The minimal impact of food on the pharmacokinetics of ridaforolimus.

ABSTRACT Ridaforolimus, a potent inhibitor of the mammalian target of rapamycin (mTOR), is under development for the treatment for solid tumors. This open-label, randomized, 3-period crossover study investigated the effect of food on the pharmacokinetics of ridaforolimus 40 mg as well as safety and tolerability of the study medication.
Ridaforolimus was administered to 18 healthy, male subjects (mean age 36.4 years) in the fasted state, following ingestion of a light breakfast, and following a high-fat breakfast. Whole blood samples were collected from each subject pre-dose and 1, 2, 3, 4, 6, 8, 24, 48, 72, 96, and 168 h post-dose.
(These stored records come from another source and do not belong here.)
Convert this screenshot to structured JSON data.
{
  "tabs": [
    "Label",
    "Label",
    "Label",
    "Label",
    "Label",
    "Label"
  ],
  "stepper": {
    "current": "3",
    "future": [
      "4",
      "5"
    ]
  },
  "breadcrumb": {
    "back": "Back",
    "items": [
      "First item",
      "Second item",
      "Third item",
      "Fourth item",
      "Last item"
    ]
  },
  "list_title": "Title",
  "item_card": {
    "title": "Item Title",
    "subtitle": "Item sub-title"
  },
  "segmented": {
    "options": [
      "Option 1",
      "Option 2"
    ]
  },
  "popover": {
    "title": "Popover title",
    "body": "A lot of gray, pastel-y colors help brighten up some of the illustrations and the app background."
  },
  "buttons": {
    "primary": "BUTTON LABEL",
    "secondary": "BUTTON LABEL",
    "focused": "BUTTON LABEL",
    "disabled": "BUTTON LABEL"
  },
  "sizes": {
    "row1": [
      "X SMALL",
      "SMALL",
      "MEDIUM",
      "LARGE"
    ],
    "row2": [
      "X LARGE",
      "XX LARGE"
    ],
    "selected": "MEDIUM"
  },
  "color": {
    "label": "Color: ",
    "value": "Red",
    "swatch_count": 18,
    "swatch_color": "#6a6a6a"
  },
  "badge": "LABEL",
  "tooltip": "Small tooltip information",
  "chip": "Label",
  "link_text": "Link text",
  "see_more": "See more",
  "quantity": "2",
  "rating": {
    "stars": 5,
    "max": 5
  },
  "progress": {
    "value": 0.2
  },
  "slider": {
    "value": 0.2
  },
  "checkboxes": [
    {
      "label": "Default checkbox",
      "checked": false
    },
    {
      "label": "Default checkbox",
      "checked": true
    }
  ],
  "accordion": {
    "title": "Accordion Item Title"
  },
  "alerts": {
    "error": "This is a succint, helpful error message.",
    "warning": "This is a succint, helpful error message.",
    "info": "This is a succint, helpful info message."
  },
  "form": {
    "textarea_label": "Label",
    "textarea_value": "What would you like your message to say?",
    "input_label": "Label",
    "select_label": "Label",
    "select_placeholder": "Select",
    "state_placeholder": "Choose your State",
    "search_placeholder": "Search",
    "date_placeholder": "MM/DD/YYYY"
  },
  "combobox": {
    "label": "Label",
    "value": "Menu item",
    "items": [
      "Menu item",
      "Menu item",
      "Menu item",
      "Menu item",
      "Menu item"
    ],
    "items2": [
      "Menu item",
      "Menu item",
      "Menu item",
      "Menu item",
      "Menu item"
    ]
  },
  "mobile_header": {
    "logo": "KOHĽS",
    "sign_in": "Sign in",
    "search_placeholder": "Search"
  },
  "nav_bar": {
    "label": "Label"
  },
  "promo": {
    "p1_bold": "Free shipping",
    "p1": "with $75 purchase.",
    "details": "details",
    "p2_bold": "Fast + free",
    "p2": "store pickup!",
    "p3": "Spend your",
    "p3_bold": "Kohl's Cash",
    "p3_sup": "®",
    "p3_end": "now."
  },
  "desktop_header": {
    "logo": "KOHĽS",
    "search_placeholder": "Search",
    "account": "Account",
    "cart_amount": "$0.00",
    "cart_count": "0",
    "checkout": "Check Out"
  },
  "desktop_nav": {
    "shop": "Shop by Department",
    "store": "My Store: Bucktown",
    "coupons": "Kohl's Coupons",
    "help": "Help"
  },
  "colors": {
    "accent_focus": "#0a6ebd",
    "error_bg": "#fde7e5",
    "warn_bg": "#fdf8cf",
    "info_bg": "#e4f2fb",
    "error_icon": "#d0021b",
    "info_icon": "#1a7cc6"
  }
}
The geometric mean (95 % confidence interval, CI) fasted blood area under the curve (AUC(0-∞)) and maximum concentration (C(max)) were 1940 (1510, 2500) ng h/mL and 116 (87, 156) ng/mL, respectively, and median time to C(max) (T(max)) and average apparent terminal half-life (t(1/2)) were 6.0 and 64.5 h, respectively. Both T(max) and t(1/2) were similar in the fasted and fed states. With a light breakfast, the geometric mean intra-individual ratios (GMRs) for AUC(0-∞) and C(max) (fed/fasted) and 90 % CIs were 1.06 (0.85, 1.32) and 1.15 (0.83, 1.60); following a high-fat breakfast, the AUC(0-∞) and C(max) GMRs (90 % CI) were 1.46 (1.18, 1.81) and 1.12 (0.81, 1.53), respectively.
Increases in ridaforolimus exposure following both the light and high-fat breakfasts were not considered to be clinically meaningful. Ridaforolimus was generally well tolerated, and there were no discontinuations due to drug-related AEs. Ridaforolimus should be given without regard to food.